Dalsza część artykułu pod materiałem wideo
Magda Mołek o DD TVN, Kindze Rusin i TV Republika. "Bardzo często milczenie jest złotem"
Dziennikarz ujawnia kolejne informacje na temat Kaźmierskiej. "Dagmara traktowała kobiety jak mięso"
Przez ostatnie miesiące próżno było szukać informacji na temat Dagmary Kaźmierskiej. Kilka dni temu w podcaście "Pętla zbrodni" pojawił się Jakub Wątor, autor książki "Influenza". Przybliżył nieznane dotąd informacje z życia celebrytki. Według jego relacji miała traktować kobiety jak przedmioty, a mężczyzn nazywać "frajerami". Wątor wspomina również o jej brutalnym traktowaniu podopiecznych.
Myślę, że Dagmara traktowała kobiety jak mięso, jak przedmioty. I tak samo traktowała mężczyzn. Bez skrupułów dolewała mężczyznom, odwiedzającym jej lokale, alkoholu do drinków, by szybciej się upili i żeby więcej pieniędzy od nich wyciągnąć. Mówiła na nich "frajerzy", a na kobiety "k***y, które nie są ludźmi. (...) Dagmara grała na automatach u siebie w burdelu, wrzucała pieniądze, jak przegrywała, to podchodziła i waliła zewnętrzną częścią dłoni w twarz, a że miała na każdym palcu pierścionki, to potrafiła rozciąć nimi twarz — zdradził Wątor.
To jednak nie wszystko.

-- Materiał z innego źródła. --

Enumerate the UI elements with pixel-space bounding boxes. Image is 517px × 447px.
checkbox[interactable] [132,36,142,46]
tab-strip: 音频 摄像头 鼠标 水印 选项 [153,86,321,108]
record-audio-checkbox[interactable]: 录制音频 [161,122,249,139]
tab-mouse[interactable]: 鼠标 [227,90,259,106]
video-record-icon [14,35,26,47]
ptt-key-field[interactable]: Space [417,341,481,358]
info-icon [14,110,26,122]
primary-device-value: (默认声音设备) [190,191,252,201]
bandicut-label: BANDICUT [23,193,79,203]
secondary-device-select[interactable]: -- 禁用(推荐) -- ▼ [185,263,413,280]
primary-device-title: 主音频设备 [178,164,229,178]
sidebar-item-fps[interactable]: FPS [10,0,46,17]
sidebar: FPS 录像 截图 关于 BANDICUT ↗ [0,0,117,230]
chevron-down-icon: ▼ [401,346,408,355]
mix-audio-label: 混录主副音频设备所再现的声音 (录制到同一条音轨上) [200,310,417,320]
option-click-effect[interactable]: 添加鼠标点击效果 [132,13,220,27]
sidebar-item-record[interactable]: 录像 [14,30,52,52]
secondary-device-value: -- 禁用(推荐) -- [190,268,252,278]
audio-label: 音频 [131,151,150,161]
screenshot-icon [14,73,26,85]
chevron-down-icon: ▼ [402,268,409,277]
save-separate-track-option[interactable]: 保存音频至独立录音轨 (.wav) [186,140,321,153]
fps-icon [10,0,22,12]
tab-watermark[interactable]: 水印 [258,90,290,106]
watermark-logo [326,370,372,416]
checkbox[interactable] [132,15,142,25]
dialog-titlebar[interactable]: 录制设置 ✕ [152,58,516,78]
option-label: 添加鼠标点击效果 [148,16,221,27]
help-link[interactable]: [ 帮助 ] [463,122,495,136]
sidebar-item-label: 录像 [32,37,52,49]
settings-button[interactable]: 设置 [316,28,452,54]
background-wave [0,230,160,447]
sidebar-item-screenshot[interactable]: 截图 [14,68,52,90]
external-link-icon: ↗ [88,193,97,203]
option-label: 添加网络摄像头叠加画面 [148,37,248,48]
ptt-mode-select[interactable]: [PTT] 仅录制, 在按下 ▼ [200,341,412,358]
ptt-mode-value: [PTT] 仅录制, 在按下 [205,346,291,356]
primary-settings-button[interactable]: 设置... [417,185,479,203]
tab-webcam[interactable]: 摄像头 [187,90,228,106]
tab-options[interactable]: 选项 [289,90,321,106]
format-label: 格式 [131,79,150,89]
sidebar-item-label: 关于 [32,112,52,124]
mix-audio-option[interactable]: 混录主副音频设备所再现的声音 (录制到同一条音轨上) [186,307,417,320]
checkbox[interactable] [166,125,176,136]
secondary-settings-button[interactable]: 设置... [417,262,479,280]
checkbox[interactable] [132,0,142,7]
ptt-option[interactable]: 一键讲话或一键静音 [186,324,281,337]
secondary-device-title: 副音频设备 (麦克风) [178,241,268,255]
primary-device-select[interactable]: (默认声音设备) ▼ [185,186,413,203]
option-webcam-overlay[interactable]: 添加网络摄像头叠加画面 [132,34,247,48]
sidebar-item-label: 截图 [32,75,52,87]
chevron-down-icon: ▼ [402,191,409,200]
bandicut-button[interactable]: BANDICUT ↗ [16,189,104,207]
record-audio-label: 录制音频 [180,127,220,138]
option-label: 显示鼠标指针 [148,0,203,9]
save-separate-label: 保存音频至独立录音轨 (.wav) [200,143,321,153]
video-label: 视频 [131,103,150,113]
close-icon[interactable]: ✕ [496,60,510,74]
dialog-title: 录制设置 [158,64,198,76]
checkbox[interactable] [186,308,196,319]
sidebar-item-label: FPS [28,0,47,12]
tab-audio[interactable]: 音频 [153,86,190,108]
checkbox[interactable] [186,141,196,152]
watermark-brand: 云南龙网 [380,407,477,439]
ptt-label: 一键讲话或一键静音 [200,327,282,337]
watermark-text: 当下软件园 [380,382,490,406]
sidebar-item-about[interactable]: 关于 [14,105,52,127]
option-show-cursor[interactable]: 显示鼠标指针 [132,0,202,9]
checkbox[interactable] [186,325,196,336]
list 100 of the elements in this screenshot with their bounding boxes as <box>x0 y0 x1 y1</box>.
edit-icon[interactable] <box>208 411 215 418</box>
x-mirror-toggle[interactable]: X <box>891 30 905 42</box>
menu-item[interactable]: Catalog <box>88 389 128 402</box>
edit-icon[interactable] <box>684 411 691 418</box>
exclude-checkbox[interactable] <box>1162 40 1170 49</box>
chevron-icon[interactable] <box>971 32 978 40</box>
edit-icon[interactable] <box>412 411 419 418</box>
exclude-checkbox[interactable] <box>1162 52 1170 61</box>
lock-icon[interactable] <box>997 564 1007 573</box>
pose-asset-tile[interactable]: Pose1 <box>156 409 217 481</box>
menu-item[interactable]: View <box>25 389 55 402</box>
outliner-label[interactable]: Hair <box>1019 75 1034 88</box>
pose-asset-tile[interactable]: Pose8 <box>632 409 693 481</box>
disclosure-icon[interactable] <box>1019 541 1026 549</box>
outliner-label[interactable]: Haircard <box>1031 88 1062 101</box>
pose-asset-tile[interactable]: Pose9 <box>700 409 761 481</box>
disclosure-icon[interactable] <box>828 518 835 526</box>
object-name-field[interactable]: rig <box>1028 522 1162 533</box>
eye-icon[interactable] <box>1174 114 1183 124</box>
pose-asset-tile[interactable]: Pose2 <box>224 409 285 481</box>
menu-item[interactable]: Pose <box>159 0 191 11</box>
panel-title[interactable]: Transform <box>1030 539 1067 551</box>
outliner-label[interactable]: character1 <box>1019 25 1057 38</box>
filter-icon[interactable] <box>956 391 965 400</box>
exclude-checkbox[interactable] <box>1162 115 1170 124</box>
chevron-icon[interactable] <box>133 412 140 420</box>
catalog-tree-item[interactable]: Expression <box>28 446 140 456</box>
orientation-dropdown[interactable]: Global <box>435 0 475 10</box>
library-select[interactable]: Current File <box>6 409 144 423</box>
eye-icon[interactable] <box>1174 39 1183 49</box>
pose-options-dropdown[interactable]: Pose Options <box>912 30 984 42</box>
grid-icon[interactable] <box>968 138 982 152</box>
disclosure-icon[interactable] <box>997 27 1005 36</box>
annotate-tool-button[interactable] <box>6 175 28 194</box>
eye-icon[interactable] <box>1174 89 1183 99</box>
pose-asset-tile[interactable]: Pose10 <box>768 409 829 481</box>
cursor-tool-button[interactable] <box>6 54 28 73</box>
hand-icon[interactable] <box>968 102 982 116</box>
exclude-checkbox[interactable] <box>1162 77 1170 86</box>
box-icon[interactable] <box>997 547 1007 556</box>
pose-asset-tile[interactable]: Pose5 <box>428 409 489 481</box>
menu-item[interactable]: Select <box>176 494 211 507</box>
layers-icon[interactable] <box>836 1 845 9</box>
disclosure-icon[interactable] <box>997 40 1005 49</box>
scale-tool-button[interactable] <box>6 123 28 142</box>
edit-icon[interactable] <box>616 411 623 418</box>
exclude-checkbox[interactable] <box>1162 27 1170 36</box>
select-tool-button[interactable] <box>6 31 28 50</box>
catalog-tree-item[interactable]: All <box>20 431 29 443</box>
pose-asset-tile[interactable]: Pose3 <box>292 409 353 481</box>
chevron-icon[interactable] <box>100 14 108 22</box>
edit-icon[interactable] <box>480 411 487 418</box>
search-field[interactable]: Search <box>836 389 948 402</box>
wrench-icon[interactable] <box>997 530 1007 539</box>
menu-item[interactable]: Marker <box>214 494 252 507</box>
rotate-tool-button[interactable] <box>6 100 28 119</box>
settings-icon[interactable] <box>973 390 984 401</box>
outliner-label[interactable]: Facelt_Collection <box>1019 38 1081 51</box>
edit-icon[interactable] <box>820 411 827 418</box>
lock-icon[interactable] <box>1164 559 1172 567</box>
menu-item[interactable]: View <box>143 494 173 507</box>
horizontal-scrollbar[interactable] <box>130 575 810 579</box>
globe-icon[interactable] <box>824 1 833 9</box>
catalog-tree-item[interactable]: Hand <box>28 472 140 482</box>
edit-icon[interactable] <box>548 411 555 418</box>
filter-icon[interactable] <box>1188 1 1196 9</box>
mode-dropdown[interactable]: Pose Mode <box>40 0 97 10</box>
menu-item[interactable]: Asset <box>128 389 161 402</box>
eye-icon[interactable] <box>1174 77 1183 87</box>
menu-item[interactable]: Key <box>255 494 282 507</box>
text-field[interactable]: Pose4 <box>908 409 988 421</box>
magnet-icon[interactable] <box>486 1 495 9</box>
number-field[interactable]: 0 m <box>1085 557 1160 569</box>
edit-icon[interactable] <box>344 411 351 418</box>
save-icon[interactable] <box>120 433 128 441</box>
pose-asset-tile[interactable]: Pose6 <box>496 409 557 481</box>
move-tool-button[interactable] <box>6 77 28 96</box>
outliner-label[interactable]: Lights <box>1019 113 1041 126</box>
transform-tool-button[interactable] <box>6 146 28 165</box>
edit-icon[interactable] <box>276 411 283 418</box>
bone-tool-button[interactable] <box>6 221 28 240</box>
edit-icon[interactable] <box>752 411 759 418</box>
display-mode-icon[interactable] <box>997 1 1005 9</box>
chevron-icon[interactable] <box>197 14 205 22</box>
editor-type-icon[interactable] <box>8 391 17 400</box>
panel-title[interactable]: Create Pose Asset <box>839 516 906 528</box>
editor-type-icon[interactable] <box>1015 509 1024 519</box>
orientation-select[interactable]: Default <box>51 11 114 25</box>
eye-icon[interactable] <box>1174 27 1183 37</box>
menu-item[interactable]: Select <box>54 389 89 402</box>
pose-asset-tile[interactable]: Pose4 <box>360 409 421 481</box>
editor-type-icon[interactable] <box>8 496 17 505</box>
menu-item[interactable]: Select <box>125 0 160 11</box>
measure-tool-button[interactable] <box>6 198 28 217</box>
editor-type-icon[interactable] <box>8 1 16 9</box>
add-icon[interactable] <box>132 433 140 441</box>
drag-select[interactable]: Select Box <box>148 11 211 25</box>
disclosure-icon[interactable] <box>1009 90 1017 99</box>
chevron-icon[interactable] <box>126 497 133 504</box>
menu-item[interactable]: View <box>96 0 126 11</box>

Według Wątora, mimo twierdzeń Kaźmierskiej o resocjalizacji, jej aktualne zachowanie wobec pracowników sklepu z ubraniami pozostawia wiele do życzenia. Zastraszanie i niewłaściwe traktowanie to tylko niektóre z zarzutów.
Z dalszej relacji wynika, że w Kłodzku, w którym mieszkała i prowadziła swoje interesy, mówią o niej "diabeł w ludzkiej skórze".
Gdy dziecko zachorowało, wchodziła do szpitala w Kłodzku. Czy ona stała w kolejce? Lekarz nie powiedział jej: "Proszę tam usiąść, bo jest jeszcze 40 innych pacjentów". Albo szła do szkoły na wywiadówkę, gdzie miała się dowiedzieć, że jej syn jest niegrzeczny, wagarował albo ma słabą ocenę. Trzymała za mordę pół miasta. "Proszę sobie wyobrazić, jak my - nauczyciele, rodzice dzieci, lekarze na SOR-ze - staliśmy na baczność, żeby tylko ona nie pomyślała o kimś źle, bo tu zaraz przyjdą jej chłopcy i kogoś pobiją" - mówiono mi. Całe Kłodzko i okolice po prostu się jej bały
Dagmara Kaźmierska powraca. Przedstawia swoją prawdę
Kaźmierska po kilku miesiącach milczenia w końcu zapowiedziała, że odniesie się do swojej przeszłości. Na jej Instagramie pojawiło się oświadczenie, w którym wspomniała o założeniu nowego kanału na YouTube "Hallo tu Dagmara". To właśnie za jego pośrednictwem chce odzyskać dobre imię i wrócić do show-biznesu.